Volume 3, Number 3, May 2003
Conflict Resolver to
Conflict Creator: Thoughts on Writing Mediation Roleplays
Mediators, also known as conflict
resolvers, are trained to help disputants resolve conflicts
by peaceful means. Because mediators are fervent believers
in helping to resolve conflicts, it would seem strange to
have a mediator purposefully create them. But creating conflicts
for study and practice is one of the best ways to train for
I am currently a mediator and assistant case manager for
the Mediation Service of NRC in Detroit, Michigan. I am also
completing my final semester in the Master of Arts in Dispute
Resolution (MADR) Program at Wayne State University (WSU),
also in Detroit, Michigan.
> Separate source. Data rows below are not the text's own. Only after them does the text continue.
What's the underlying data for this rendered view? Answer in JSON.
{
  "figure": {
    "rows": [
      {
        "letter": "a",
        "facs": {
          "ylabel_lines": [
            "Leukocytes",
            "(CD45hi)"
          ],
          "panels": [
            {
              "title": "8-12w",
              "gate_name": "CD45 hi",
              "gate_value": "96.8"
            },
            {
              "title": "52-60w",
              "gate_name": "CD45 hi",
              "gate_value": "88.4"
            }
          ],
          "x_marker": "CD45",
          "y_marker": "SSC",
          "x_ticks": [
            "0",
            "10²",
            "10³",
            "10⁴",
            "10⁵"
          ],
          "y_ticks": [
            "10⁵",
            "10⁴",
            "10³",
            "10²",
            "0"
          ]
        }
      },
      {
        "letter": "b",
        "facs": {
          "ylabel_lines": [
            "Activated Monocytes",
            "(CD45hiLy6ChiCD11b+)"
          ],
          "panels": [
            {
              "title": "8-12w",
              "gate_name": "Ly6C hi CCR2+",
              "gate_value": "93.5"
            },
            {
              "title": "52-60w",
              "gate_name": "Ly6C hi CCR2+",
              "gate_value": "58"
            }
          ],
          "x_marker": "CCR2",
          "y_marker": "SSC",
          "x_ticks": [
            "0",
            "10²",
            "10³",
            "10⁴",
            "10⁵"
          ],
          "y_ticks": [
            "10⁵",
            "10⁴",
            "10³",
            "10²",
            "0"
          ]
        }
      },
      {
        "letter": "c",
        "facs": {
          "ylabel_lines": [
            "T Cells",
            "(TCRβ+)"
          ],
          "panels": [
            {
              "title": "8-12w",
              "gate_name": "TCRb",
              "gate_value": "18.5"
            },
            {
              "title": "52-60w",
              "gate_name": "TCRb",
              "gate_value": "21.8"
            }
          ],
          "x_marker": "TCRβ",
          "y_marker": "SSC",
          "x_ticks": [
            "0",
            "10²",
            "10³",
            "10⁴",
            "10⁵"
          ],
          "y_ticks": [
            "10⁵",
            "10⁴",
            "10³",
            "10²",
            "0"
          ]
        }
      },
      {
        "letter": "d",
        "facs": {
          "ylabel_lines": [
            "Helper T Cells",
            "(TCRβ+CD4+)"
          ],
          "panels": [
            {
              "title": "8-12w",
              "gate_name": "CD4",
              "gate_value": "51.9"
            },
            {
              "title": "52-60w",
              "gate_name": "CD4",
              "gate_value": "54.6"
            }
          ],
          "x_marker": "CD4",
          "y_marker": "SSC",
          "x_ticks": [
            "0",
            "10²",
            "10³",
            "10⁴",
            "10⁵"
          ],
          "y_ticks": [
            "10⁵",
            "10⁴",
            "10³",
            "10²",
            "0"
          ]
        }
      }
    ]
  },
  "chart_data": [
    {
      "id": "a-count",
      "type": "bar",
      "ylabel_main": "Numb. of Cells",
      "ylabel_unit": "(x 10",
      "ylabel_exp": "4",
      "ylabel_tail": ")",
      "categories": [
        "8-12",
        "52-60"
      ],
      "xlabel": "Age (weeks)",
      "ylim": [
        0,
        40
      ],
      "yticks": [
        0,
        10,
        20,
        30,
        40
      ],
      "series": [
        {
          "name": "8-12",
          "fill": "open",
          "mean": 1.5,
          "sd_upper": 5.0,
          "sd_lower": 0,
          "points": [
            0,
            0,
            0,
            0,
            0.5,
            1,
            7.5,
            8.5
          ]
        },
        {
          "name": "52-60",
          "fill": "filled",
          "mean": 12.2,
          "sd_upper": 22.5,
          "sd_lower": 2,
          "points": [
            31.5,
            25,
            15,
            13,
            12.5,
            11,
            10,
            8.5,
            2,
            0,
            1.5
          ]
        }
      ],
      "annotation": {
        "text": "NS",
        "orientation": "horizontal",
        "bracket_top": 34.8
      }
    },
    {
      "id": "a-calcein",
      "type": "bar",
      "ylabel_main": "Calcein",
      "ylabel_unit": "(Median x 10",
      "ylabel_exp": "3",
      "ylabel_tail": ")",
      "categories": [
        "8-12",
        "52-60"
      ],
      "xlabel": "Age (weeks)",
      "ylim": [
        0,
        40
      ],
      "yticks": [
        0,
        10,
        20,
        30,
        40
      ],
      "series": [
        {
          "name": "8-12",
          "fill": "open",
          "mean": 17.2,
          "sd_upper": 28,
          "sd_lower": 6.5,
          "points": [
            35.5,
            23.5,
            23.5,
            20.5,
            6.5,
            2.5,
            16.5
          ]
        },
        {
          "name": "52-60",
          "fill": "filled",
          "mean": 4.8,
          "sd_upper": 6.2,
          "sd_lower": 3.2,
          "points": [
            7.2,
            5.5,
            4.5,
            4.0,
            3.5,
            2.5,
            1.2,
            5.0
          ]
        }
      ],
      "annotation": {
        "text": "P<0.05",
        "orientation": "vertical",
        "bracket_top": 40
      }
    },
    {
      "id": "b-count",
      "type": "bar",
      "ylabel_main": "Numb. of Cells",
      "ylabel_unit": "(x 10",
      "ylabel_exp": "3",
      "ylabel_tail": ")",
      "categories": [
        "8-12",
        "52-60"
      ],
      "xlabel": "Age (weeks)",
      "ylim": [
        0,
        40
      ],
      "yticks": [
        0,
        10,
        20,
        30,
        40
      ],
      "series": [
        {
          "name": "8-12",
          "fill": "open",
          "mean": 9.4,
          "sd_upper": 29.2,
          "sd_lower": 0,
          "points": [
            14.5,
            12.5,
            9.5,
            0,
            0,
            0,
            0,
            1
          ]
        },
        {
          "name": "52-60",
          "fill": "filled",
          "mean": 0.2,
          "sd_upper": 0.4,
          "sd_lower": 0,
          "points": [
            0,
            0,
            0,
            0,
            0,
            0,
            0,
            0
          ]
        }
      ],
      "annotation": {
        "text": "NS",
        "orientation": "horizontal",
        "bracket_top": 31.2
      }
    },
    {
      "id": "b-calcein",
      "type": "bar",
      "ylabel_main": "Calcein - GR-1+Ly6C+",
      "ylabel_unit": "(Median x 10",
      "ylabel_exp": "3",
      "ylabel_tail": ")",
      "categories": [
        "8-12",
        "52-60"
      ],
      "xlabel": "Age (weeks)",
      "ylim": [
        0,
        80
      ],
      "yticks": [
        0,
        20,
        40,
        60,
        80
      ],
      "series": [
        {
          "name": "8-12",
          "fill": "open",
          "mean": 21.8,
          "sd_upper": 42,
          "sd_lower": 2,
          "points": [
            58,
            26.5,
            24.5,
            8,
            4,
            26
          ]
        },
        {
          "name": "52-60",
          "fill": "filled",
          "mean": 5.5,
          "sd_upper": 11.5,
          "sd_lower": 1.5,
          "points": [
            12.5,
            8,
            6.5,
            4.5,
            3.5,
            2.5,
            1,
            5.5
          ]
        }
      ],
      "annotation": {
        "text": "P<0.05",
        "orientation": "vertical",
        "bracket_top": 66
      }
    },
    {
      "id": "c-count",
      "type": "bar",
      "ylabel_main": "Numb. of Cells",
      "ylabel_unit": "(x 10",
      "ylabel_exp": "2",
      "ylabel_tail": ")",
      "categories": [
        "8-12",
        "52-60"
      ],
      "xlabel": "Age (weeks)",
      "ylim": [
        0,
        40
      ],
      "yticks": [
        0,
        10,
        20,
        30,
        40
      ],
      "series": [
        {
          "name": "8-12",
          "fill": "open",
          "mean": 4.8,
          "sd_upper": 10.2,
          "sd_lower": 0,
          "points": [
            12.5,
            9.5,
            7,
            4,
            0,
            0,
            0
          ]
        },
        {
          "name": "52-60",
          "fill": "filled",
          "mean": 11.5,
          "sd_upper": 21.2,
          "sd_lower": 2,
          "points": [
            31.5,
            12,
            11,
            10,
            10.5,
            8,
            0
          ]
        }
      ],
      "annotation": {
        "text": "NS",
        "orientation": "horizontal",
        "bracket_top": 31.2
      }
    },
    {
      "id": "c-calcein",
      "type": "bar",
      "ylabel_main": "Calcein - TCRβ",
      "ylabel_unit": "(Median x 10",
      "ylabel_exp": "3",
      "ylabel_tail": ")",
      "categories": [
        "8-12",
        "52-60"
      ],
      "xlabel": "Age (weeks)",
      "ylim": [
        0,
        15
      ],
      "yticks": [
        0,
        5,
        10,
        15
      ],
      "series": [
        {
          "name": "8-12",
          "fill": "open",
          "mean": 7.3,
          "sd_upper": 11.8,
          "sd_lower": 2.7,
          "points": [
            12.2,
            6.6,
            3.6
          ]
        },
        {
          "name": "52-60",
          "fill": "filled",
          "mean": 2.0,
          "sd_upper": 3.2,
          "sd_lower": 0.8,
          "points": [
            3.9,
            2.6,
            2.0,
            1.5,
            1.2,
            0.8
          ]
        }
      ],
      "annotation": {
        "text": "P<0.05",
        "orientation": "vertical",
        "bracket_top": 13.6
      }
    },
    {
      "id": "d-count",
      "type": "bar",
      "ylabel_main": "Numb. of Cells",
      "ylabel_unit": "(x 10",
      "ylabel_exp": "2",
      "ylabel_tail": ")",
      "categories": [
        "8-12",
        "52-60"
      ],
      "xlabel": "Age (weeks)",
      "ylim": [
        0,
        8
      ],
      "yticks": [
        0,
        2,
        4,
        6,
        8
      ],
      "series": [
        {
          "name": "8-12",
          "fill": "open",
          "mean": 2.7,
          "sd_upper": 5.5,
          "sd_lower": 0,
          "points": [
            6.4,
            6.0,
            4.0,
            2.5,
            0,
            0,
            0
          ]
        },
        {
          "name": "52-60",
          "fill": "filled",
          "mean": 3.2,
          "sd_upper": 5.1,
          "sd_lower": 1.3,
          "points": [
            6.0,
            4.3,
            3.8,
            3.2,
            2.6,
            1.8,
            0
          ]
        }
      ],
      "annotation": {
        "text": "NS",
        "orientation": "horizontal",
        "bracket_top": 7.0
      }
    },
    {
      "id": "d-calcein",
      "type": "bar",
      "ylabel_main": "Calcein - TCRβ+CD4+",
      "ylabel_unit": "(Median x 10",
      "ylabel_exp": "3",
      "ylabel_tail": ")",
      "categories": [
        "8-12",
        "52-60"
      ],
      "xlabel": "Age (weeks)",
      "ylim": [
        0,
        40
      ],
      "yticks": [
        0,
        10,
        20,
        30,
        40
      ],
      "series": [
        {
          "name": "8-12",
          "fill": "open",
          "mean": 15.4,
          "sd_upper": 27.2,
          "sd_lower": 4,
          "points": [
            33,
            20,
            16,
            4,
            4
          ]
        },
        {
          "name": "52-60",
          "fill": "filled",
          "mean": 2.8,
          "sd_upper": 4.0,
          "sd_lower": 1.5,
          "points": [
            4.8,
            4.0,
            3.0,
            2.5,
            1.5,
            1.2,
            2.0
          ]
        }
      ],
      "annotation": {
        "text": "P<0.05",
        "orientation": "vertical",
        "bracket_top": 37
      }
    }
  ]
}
I was fortunate to gain employment
in the field before completing my education, and have found
the combination of working in the mediation field and studying
it at the same time quite valuable.
Recently I had an opportunity to write roleplays for use
during a campus mediation training conducted by Dr. Bill Warters.
The roleplays were designed to help prepare the newly emerging
student CPR (Campus Peer Resolution) Team based in WSU’s
Counseling and Psychological Services office. Roleplays are
a significant part of the education process. They play a vital
role in training mediators to help parties consider positions
from the other side. Mediators try to help parties use sympathy
and empathy to understand viewpoints other than their own,
because sometimes parties are so heated over their dispute
that they have lost the ability to apply these qualities in
their particular situation. Mediators play a major role in
guiding disputants to a place where they are receptive to
working with each other instead of against each other. In
the process, roleplay actors playing the disputing parties
experience encouragement to cooperate and collaborate with
each other so that their discussions can be successful. These
are all skills learned through roleplays.
Although I had never written a roleplay before, I felt that
I knew what a good one should include in regards to details
and descriptions. Creating the issues of the dispute so that
they seem as real as possible is important. Including the
right information and the right amount of information is important.
Also, paying attention to gender makes a difference. Since
I have been at Mediation Service, I have learned how to recognize
when a roleplay has the necessary qualities to make a good
dispute. Although the list above is not complete, most of
the roleplays that I have worked with have included those
factors. However, I had to learn through personal experience
that actually writing a good roleplay is hard work.
When I began writing, I reflected on my prior experience
in one of the required classes for the MADR program –
the Practicum in Dispute Resolution. It is in this class where
students learn the actual skills and techniques of mediation.
In previous classes, we studied the theories behind the techniques,
but in the practicum, we were able to actually practice the
mediator skills. I thought about the roleplays that were used
in that class. I was somewhat judgmental about them at the
time. I complained that they were too silly, or that they
gave either too much or not enough information. I felt that
a few of them were not realistic or in some other way did
not make sense.
After writing my first roleplay, it did not take long for
me to realize that the roleplays from the practicum were actually
really good. The first roleplay that I wrote for the project
was extremely easy. The words seemed to come to me like magic.
My thoughts flowed like running water and the task seemed
as simple as child’s play. However, every roleplay after
that took lots of time, patience and encouragement to develop.
I did not have difficulty creating a theme for the roleplays,
but what I did find difficult was finding the right combination
of words to make the roleplays seem realistic.